Step 5: Deploy Triton Workload¶
In this step, we will deploy the Triton Inference Server with a custom override.
- Navigate to the console, select Applications -> Workloads
- Click New Workload -> Create New Workload
- Enter triton-server for the name
- Select Helm 3 for the package type
- Select Pull files from repository
- Select Git for the repository type
- Select triton for the namespace
- Click Continue
- Select triton-server for the repository
- Enter main for the revision
- Enter deploy/aws/ for the path
- Select Value Path
- Click ADD PATH
- Enter deploy/aws/values.yaml for the path
- Click Save and Go to Placement
- Select the GPU cluster
- Click Save and Go to Publish
-
Click Exit
-
Navigate to Applications -> Cluster Overrides
- Select New Override
- Enter triton-server for the name
- Select Helm for the file type
- Click Create
- Select triton-server for the resource selcector
- Select Specific Clusters for placement type
- Select the GPU Cluster
- Select Upload file manually
- Enter the following text into the window. Be sure to populate the values with the correct information for your environment.
image:
modelRepositoryPath: s3://triton-inference-server-repo/model_repository/
numGpus: 1
secret:
region: <AWS Region base64 encoded>
id: <AWS_SECRET_KEY_ID base64 encoded>
key: <AWS_SECRET_ACCESS_KEY base64 encoded>
- Navigate to Applications -> Workloads
- Click on the triton-server workload
- Go to the Publish tab
- Click Publish
The workload is now published using the overrides.
- Click Exit
Step 6: Verify Workload¶
We will now verify the Triton Inference Server is up and running.

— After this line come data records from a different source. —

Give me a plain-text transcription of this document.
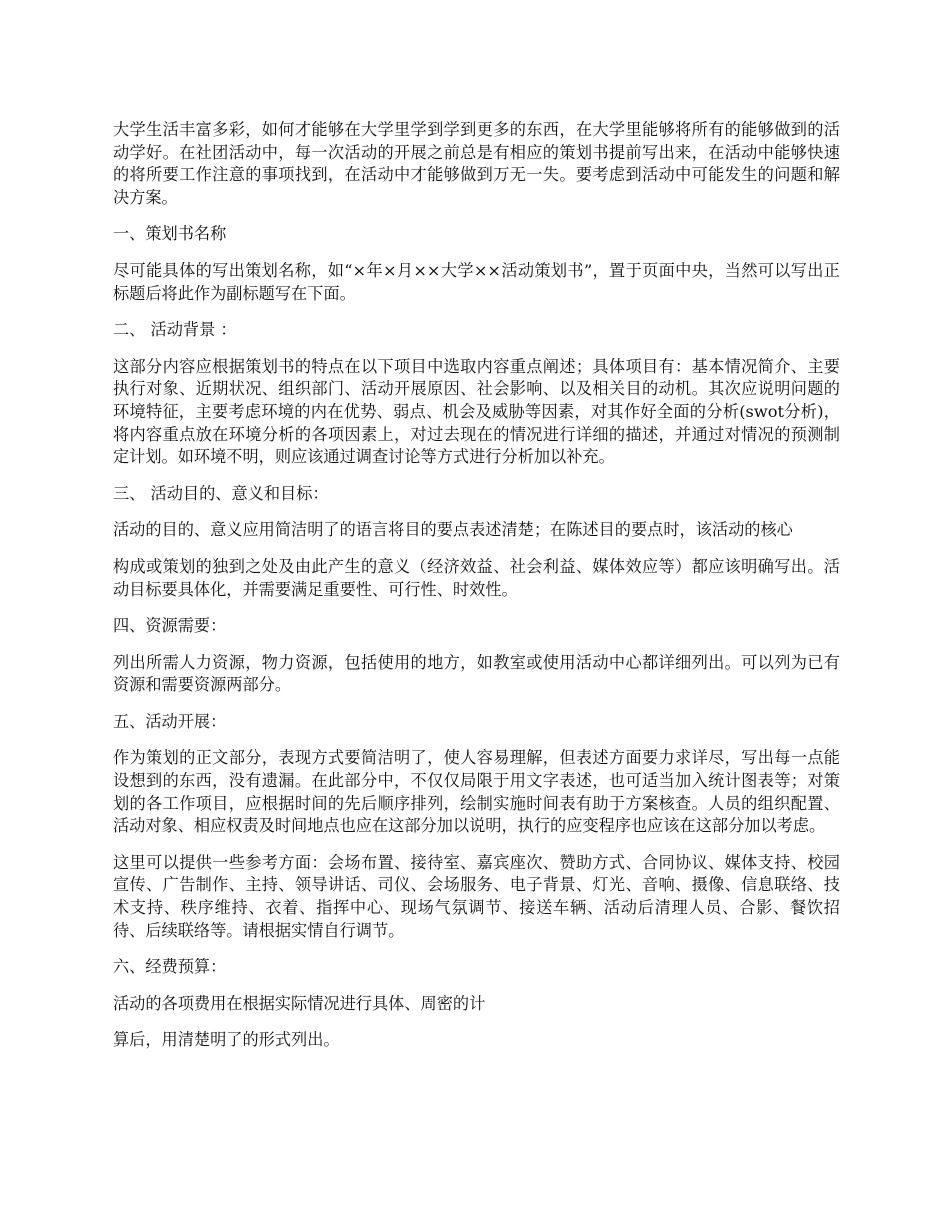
大学生活丰富多彩，如何才能够在大学里学到学到更多的东西，在大学里能够将所有的能够做到的活动学好。在社团活动中，每一次活动的开展之前总是有相应的策划书提前写出来，在活动中能够快速的将所要工作注意的事项找到，在活动中才能够做到万无一失。要考虑到活动中可能发生的问题和解决方案。

一、策划书名称

尽可能具体的写出策划名称，如“×年×月××大学××活动策划书”，置于页面中央，当然可以写出正标题后将此作为副标题写在下面。

二、 活动背景 ：

这部分内容应根据策划书的特点在以下项目中选取内容重点阐述；具体项目有：基本情况简介、主要执行对象、近期状况、组织部门、活动开展原因、社会影响、以及相关目的动机。其次应说明问题的环境特征，主要考虑环境的内在优势、弱点、机会及威胁等因素，对其作好全面的分析(swot分析)，将内容重点放在环境分析的各项因素上，对过去现在的情况进行详细的描述，并通过对情况的预测制定计划。如环境不明，则应该通过调查讨论等方式进行分析加以补充。

三、 活动目的、意义和目标：

活动的目的、意义应用简洁明了的语言将目的要点表述清楚；在陈述目的要点时，该活动的核心

构成或策划的独到之处及由此产生的意义（经济效益、社会利益、媒体效应等）都应该明确写出。活动目标要具体化，并需要满足重要性、可行性、时效性。

四、资源需要：

列出所需人力资源，物力资源，包括使用的地方，如教室或使用活动中心都详细列出。可以列为已有资源和需要资源两部分。

五、活动开展：

作为策划的正文部分，表现方式要简洁明了，使人容易理解，但表述方面要力求详尽，写出每一点能设想到的东西，没有遗漏。在此部分中，不仅仅局限于用文字表述，也可适当加入统计图表等；对策划的各工作项目，应根据时间的先后顺序排列，绘制实施时间表有助于方案核查。人员的组织配置、活动对象、相应权责及时间地点也应在这部分加以说明，执行的应变程序也应该在这部分加以考虑。

这里可以提供一些参考方面：会场布置、接待室、嘉宾座次、赞助方式、合同协议、媒体支持、校园宣传、广告制作、主持、领导讲话、司仪、会场服务、电子背景、灯光、音响、摄像、信息联络、技术支持、秩序维持、衣着、指挥中心、现场气氛调节、接送车辆、活动后清理人员、合影、餐饮招待、后续联络等。请根据实情自行调节。

六、经费预算：

活动的各项费用在根据实际情况进行具体、周密的计

算后，用清楚明了的形式列出。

- Navigate to the console, select Infrastructure -> Clusters
- Click kubectl on the GPU cluster
- Enter the following command
kubectl get services -n triton
Locate the EXTRERNAL-IP of the Triton Inference Server in the output
kubectl get services -n triton
NAME TYPE CLUSTER-IP EXTERNAL-IP PORT(S) AGE
alertmanager-operated ClusterIP None <none> 9093/TCP,9094/TCP,9094/UDP 29m
prometheus-operated ClusterIP None <none> 9090/TCP 29m
triton-metrics-kube-promet-alertmanager ClusterIP 10.100.177.6 <none> 9093/TCP 29m
triton-metrics-kube-promet-operator ClusterIP 10.100.218.176 <none> 443/TCP 29m
triton-metrics-kube-promet-prometheus ClusterIP 10.100.62.137 <none> 9090/TCP 29m
triton-server-triton-inference-server LoadBalancer 10.100.85.69 a402d3e788c4140f2a5e7d3c464d779e-504447761.us-west-1.elb.amazonaws.com 8000:32522/TCP,8001:32350/TCP,8002:30133/TCP 14m
triton-server-triton-inference-server-metrics ClusterIP 10.100.107.12 <none> 8080/TCP 14m
kubectl
- Add :8000/v2 to the end of the External-IP and enter the URL into a browser
You will see something similar to the following showing the running server
Recap¶
Congratulations! At this point, you have successfuly configured and provisioned an Amazon EKS cluster with the Triton Inference Server.